Kate wasn’t so sure. Francis had not been there when Elizabeth opened her heart.

He pulled her into his embrace. “Let’s not spend our precious time talking about the Queen. When are you going to come to bed with me?”

She kissed him full on the lips. “When I can get away at night. Having had the afternoon free, I may be expected to sleep in the Queen’s bedchamber.”

He groaned. “I ache for you, Kate. I’ve hardly claimed you since we returned to England. Just for tonight, pretend you’re ill and come to me.”

“I’ll try,” she agreed, fearing that Elizabeth was too sharp-witted to be duped.

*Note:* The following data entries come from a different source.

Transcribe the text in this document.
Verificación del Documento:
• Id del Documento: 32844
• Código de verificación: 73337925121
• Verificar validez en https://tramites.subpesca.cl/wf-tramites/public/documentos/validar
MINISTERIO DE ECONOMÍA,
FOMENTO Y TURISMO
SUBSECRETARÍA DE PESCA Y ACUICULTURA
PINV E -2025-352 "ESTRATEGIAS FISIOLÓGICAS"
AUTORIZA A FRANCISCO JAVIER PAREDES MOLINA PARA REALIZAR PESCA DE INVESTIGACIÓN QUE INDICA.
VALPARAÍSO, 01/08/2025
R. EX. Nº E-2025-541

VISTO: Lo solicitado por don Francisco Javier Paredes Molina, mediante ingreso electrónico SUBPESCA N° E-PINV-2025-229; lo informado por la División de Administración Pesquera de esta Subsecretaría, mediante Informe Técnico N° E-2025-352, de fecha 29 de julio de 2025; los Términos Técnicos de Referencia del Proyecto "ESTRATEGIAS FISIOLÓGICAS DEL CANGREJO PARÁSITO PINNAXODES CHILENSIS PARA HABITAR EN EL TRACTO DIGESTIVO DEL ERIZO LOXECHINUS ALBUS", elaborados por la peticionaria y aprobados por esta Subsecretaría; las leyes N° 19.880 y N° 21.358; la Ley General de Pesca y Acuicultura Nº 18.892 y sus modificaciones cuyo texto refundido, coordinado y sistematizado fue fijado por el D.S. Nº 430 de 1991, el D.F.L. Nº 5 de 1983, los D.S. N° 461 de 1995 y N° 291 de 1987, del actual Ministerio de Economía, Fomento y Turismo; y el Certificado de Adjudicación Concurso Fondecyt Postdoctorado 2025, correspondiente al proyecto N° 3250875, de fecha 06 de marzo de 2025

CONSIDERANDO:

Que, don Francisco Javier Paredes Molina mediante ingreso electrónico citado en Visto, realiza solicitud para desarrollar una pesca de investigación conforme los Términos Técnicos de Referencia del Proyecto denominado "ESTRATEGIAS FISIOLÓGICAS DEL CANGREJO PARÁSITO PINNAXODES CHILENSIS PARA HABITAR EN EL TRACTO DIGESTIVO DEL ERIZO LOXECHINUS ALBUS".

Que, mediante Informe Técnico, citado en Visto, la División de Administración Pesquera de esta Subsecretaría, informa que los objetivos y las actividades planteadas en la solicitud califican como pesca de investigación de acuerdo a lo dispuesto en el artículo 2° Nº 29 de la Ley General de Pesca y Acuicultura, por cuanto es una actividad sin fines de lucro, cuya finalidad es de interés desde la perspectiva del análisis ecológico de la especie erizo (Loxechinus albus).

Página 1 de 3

“If you don’t come tonight, darling, I’ll be away for the next few days.”

“Away?”

“Aye. The Queen has made me steward of the borough of Reading, and she has leased Reading Abbey to us both. I am going to see it and take possession, then see what my duties involve.”

“She’s said nothing to me, but that’s good news! I wish I could come with you.”

“Ask her if she can spare you. It would be wonderful if we could go together.” Francis’s eyes were shining in anticipation.

“I will think of a way,” she promised, determined to wrest permission from the Queen.

She did not feel so bullish when she stood before Elizabeth later that afternoon. She did not like lying, but after thinking up and rejecting numerous pretexts for craving leave of absence, she had finally settled on one that the Queen was bound to accept.

“Your Majesty, I am sorry to say that I am not well. This morning, I suffered a laxness in the belly, so I consulted a physician in the Strand this afternoon, and he told me that I have a contagious humor and must rest.” God forgive me the lie, she prayed inwardly, rubbing her stomach.

Elizabeth looked alarmed. “Contagious? Then you must go home, Kate. Send for your litter at once, and do not return to court until you are better.”

“Your Majesty is too kind,” Kate said weakly. “By great good fortune, my husband is going to Reading. He can escort me part of the way.”

Elizabeth’s eyes narrowed. “We can’t have him catching this humor. I will arrange for one of the grooms to escort you.”

Panic seized Kate. “I thank your Majesty, but I have my own groom, who brought me here. He lodges across the river at Lambeth, where he has family. I will send a messenger to summon him.”

Elizabeth still looked suspicious. “Very well, then,” she said stiffly. “Do not stay away any longer than you have to, Kate. I shall miss you very much.”